こんばんは。図書室の先生です。久々の更新です。


今回は、ここ数年の試みの中から、図書室に設置したリクエストボックスについて書いてみようと思います。



学校司書の複数校勤務というものは、どの学校の子どもたちとも、コミュニケーションを取れる時間が少ない、というデメリットがあります。


子どもたちと話が出来るのが、昼休みの開館時間だけ、という学校がほとんどです。


昼休みの短い時間に、「このシリーズの続きが読みたい」等と、私に声を掛けて教えてくれる子どもたちもいますが、


私が不在の時に図書室に来た子どもたちや、時々しか学校にやってこない私に声を掛けづらいと思っている子どもたちもが、どんな本を読みたがっているのかを知りたい思い、各校の図書担当の先生と相談して、許可をいただいた学校にリクエストボックスを設置することにしました。


リクエストボックスに投函されている本は、コミックやアニメ、ゲームのノベライズがほとんど。
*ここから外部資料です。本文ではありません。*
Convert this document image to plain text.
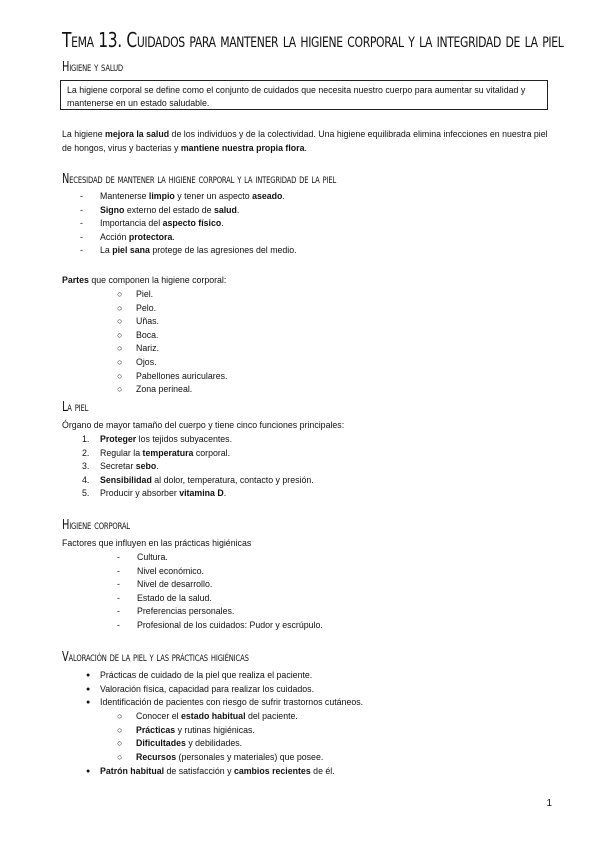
Tema 13. Cuidados para mantener la higiene corporal y la integridad de la piel
Higiene y salud
La higiene corporal se define como el conjunto de cuidados que necesita nuestro cuerpo para aumentar su vitalidad y mantenerse en un estado saludable.
La higiene mejora la salud de los individuos y de la colectividad. Una higiene equilibrada elimina infecciones en nuestra piel de hongos, virus y bacterias y mantiene nuestra propia flora.
Necesidad de mantener la higiene corporal y la integridad de la piel
- Mantenerse limpio y tener un aspecto aseado.
- Signo externo del estado de salud.
- Importancia del aspecto físico.
- Acción protectora.
- La piel sana protege de las agresiones del medio.
Partes que componen la higiene corporal:
○ Piel.
○ Pelo.
○ Uñas.
○ Boca.
○ Nariz.
○ Ojos.
○ Pabellones auriculares.
○ Zona perineal.
La piel
Órgano de mayor tamaño del cuerpo y tiene cinco funciones principales:
1. Proteger los tejidos subyacentes.
2. Regular la temperatura corporal.
3. Secretar sebo.
4. Sensibilidad al dolor, temperatura, contacto y presión.
5. Producir y absorber vitamina D.
Higiene corporal
Factores que influyen en las prácticas higiénicas
- Cultura.
- Nivel económico.
- Nivel de desarrollo.
- Estado de la salud.
- Preferencias personales.
- Profesional de los cuidados: Pudor y escrúpulo.
Valoración de la piel y las prácticas higiénicas
● Prácticas de cuidado de la piel que realiza el paciente.
● Valoración física, capacidad para realizar los cuidados.
● Identificación de pacientes con riesgo de sufrir trastornos cutáneos.
○ Conocer el estado habitual del paciente.
○ Prácticas y rutinas higiénicas.
○ Dificultades y debilidades.
○ Recursos (personales y materiales) que posee.
● Patrón habitual de satisfacción y cambios recientes de él.
1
漫画自体をリクエストしてくる子もいます。


これを見て、今まで購入されてきた本とのギャップを思い知らされました。


学校司書が入るまでは、課題図書と県のすいせん図書、国語の教科書で紹介されている本、SLBAのセットを中心に購入していた様子です。


こういう言い方は適切ではないかもしれませんが、読書指導などしていない状態で、自宅の本の持ち込みOKになっている結果、新しい本と出会うことができず読む力が付かないので、



学校で選んでいる本の面白さが分からず、読みたい本がない。



だから図書室に行く必要がない、というサイクルになっていたのではないか、そう感じました。


先生方と相談の上、いくつかのリクエスト本を購入したところ、普段図書室に来なかった子どもたちが足を運ぶようになった学校もあります。少しずつ本屋大賞にノミネートされた本などを紹介して、ノベライズ本から次のステップに進めるような工夫が必要だと思っているところです。


さて、ノベライズ本ばかりリクエストされるのも困りものなのですが、違う困りごとも出てきました。


とある日、リクエストボックスを開けると、文豪系のリクエストが入っていました。


「こういう本を読む子もいるんだな」と思いましたが、あまり有名な作品ではなく、私自身がその作品を知らなかったため、どんな内容なのかを調べてみたところ、性的な匂いがする作品でした。しかし、その作品自体は中高生向けの夏の読書フェアなどのブックリストに載って来ることがあるので、選書リストに載せ、学校からも承認を得た上で購入しました。


すると、次から次へと「どことなく性的な匂いがする、あまり有名でない文豪の作品」が次々とリクエストされるようになりました。「新潮の100冊」のような本の中に、女を手篭めにする的な内容の物を散りばめて入れてくるのです。リクエストは記名式にしてあるので、同じ子が投函していることはわかっています。


選書リストを作る時期ではなかったため、しばらくリクエストをストックしていると、今度は既にリクエストボックスに投函してある作品のリクエストカードを何枚も入れてきます。そこで、図書だよりを使って、リクエストは投票ではないため、何度も同じ作品のカードを投函しても購入する可能性が上がるわけではないこと、リクエストボックスは投函された作品すべてを購入するわけではないことなどを周知しました。すると、同じカードを繰り返し投函するのは収まりました。


そんなこんなで前年度の統計を出したある日。


リクエストにこたえて購入した「性的な匂いがする文豪系の作品」がランクインしていることがわかりました。


リクエストした子が繰り返し借りたのだろうと思います。


正直、ゾッとしました。


多感なお年頃であるため、性的なことに興味を持つだろうというのは想定できますが、興味の持ち方が、許容しがたいように思えて仕方がありません。


先生方にリクエストカードを共有したほうが良いのか、悩ましいいところです。